RIP IT UP AND START AGAIN
February 5th, 2008 by Adrian ReynoldsAlex Osborn was born in the late nineteenth century, and became a big cheese in the world of advertising. Intensely curious about the different aspects of creativity he saw writers and designers at his agency tapping into, he looked for patterns in what they were doing and came up with a model that I was introduced to by NLP trainers Michael Breen and Eric Robbie in an excellent workshop on Creativity and Innovation.
Like any good model, Osborn’s is an example of clarity and elegance. What it boils down to is simplicity itself: take your input, whether that be a raw idea, or a fairly finished one that needs an injection of fresh energy, and apply one or more of the following processes to it:
Put it to other uses
Adapt
Modify
Magnify
Minify
Substitute
Rearrange
Reverse
Combine
Easy, huh? So much so that I’ve seen people dismiss it as shallow. It isn’t. As ever, you get out of working this way what you put into it. And it’s helped me come up with novel concepts that I continue to be proud of, some of which I’ve gone on to develop into full treatments or scripts. At other times, I’ve found it helpful when faced with a technical challenge in a story to adopt one of Osborn’s strategies as a tool for problem solving. It works.
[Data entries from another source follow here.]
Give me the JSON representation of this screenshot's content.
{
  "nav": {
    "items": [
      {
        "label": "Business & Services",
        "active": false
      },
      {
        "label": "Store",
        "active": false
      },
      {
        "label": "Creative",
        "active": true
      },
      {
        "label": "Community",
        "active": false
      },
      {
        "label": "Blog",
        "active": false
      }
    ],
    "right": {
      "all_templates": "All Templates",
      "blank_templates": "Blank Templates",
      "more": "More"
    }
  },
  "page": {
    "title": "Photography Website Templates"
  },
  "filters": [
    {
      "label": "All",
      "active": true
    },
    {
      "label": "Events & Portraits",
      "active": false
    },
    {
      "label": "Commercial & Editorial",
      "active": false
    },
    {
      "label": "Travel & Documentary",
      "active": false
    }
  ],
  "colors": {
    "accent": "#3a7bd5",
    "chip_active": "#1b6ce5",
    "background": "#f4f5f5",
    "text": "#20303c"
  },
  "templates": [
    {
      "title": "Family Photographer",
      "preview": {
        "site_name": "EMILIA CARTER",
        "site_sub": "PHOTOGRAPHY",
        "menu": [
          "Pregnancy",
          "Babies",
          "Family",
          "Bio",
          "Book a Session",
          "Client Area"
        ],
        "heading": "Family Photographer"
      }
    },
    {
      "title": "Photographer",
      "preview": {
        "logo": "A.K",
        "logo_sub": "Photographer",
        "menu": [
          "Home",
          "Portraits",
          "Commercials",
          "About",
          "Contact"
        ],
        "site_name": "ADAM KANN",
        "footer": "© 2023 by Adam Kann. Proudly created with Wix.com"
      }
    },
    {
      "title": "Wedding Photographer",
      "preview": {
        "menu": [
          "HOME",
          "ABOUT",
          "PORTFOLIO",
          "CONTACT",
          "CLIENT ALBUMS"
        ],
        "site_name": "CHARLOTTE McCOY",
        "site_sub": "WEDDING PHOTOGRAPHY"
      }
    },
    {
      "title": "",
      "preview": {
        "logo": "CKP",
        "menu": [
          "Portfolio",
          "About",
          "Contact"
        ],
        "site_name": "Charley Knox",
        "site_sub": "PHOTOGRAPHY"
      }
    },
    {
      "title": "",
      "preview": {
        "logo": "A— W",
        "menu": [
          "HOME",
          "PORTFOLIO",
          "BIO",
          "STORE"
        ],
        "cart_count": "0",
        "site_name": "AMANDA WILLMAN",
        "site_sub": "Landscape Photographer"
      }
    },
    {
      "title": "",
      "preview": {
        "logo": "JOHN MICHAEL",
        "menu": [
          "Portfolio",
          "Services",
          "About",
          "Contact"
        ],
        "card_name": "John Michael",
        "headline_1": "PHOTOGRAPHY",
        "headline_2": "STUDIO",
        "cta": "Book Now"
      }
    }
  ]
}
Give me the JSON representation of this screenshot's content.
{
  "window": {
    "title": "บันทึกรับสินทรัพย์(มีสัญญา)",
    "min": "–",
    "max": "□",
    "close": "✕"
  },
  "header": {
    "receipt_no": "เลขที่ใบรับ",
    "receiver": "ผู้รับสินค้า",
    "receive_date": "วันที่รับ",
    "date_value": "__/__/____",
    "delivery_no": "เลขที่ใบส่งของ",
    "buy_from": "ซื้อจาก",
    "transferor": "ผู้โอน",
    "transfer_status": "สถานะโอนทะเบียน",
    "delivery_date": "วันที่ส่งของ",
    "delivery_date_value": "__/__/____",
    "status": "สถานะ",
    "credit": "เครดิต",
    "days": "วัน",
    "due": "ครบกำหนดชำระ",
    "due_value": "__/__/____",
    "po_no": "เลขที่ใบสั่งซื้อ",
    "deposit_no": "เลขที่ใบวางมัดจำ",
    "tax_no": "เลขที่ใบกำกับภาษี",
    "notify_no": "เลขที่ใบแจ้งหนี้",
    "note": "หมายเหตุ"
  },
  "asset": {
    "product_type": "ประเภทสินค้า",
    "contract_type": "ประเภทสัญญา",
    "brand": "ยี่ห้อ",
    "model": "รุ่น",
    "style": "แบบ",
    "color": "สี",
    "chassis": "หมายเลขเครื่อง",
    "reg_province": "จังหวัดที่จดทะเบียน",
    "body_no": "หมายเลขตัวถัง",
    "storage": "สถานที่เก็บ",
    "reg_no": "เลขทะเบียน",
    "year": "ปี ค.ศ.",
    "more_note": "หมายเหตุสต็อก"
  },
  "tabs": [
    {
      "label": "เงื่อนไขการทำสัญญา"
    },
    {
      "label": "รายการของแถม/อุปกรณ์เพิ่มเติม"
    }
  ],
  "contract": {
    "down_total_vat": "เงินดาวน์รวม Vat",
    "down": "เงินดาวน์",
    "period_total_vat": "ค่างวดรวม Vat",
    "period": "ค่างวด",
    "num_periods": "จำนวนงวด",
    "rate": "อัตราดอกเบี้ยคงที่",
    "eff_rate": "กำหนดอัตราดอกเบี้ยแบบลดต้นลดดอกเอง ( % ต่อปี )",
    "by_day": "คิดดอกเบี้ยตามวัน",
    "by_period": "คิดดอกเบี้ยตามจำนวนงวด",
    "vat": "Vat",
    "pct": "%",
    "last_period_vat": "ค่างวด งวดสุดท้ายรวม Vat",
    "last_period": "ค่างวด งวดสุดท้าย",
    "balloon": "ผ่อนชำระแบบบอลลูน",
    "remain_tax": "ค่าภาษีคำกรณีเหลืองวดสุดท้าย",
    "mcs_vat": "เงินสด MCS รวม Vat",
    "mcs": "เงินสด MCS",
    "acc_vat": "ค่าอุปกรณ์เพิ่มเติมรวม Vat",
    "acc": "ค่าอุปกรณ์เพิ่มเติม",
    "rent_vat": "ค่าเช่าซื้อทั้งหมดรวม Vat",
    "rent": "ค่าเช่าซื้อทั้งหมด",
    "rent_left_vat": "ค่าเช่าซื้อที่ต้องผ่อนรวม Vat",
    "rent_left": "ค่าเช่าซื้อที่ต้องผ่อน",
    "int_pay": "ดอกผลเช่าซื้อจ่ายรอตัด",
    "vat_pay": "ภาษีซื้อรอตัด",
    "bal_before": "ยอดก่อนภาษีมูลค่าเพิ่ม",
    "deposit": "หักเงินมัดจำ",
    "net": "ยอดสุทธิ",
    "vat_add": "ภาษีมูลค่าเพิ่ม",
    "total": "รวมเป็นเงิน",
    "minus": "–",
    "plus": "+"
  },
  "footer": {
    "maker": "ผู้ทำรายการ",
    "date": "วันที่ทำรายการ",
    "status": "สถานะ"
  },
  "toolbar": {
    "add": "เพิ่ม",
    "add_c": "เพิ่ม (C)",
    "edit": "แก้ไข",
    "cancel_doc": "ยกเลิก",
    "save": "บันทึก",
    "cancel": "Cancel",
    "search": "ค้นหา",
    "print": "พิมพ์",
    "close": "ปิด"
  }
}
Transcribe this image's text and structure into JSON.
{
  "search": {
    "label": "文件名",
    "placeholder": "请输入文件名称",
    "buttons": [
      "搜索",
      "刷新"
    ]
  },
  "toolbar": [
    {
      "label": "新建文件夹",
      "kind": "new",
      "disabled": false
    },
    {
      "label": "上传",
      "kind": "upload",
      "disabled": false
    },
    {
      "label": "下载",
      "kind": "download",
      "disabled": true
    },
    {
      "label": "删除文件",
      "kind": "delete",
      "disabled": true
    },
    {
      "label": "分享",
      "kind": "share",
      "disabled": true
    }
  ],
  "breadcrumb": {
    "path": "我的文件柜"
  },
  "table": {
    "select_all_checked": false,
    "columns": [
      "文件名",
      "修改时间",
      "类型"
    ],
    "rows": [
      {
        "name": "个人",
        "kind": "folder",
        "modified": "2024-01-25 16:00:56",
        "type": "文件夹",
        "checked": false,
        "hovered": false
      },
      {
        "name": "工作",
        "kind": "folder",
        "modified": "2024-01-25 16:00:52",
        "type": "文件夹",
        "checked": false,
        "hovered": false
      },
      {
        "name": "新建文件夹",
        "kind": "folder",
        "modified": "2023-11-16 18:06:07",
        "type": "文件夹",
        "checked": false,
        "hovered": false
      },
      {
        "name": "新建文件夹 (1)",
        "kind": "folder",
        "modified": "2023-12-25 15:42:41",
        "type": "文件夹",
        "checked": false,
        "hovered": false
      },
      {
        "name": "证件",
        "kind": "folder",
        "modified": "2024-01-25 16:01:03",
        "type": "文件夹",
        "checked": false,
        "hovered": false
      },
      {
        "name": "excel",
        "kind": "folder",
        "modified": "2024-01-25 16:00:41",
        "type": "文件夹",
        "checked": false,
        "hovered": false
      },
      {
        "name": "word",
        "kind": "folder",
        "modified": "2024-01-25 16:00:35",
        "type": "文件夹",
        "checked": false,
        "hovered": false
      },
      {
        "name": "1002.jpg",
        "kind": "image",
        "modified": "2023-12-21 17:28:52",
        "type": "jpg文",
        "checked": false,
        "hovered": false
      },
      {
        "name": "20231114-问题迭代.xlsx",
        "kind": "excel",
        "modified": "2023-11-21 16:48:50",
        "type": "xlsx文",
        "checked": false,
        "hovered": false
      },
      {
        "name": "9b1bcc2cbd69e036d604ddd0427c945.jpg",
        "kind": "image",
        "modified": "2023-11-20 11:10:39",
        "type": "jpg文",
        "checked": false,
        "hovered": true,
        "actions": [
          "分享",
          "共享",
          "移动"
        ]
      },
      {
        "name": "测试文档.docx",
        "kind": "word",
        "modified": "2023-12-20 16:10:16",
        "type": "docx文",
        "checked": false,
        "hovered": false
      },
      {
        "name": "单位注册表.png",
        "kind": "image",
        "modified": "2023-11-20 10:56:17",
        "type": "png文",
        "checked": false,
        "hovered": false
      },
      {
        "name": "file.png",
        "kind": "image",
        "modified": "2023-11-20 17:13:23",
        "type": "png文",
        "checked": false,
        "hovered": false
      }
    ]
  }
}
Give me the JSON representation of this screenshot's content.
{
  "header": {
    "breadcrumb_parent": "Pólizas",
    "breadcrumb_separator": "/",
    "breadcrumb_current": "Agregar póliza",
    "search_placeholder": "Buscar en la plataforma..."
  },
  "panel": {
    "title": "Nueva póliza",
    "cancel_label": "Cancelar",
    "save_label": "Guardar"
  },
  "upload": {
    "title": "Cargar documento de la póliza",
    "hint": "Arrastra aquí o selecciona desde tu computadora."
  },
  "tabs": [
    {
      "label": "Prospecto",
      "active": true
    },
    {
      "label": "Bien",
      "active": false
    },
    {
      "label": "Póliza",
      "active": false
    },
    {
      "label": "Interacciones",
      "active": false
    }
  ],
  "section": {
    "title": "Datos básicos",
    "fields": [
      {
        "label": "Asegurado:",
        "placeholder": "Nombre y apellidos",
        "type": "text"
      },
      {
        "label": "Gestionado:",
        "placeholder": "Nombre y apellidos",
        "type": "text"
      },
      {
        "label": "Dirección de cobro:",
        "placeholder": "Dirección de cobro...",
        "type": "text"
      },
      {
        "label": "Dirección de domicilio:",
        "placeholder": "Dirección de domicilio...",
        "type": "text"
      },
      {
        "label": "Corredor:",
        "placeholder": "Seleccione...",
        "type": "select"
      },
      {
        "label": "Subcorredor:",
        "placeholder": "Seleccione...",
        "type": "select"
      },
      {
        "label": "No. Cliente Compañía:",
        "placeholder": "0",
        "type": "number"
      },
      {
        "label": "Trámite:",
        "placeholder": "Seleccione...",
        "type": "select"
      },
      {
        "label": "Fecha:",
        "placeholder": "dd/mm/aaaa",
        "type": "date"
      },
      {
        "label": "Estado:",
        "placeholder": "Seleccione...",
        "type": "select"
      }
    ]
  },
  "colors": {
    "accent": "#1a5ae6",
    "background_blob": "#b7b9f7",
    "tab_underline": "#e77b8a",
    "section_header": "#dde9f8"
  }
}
One way to play with this system is to start with something that’s often done in pitching: use two stories as a reference point for your new one. Let’s combine Donnie Darko with Witness (in one workshop I ran, somehow all but one pair of writers were working up mutant films that got half their DNA from Witness, so I want a go). Hmm. How about this…
A world-weary cop has to bring a troubled teenager to trial: the teen has predicted two plane crashes and that can only mean he’s a terrorist or at least has inside info. But – as the cop comes to realise - the teen really is having insights into the future; including the whereabouts of the cop’s daughter, who walked out on her family years ago. In standing up for the psychic teen, the cop reaches out to his alienated daughter, and the three of them embark on a high-risk strategy to stop a third plane crash.
Never mind whether it’s any good or not at this stage: all I’m pointing out is this works as an example of Osborn’s ‘combine’ strategy. Now, if desired, we can apply other processes too. Rearrange, for instance: make the psychic the cop’s daughter, removing some of the Witness elements but making for a story more based on a father and daughter with communication problems. Or magnify: make the third plane the setting for the bulk of the film, rather than just its third act.
Get the idea? Osborn’s strategies aren’t remotely precious or academic: they’re fast and practical methods to generate and evolve concepts. And given that any writer is in the business of merchandising the products of their imagination, the more tools you have at your disposal for coming up with ideas at a rapid rate, the better.
You may have already noticed that this approach can be used with any kind of input: raw concepts in word form, sounds, or images. I’m currently listening to a CD by jazz violinist Billy Bang inspired by his experiences in the Vietnam war, and somewhere along the line the feelings and images he associates with that period of his life and its aftermath will have been transformed through processes along the lines of Osborn’s to become the basis of his music.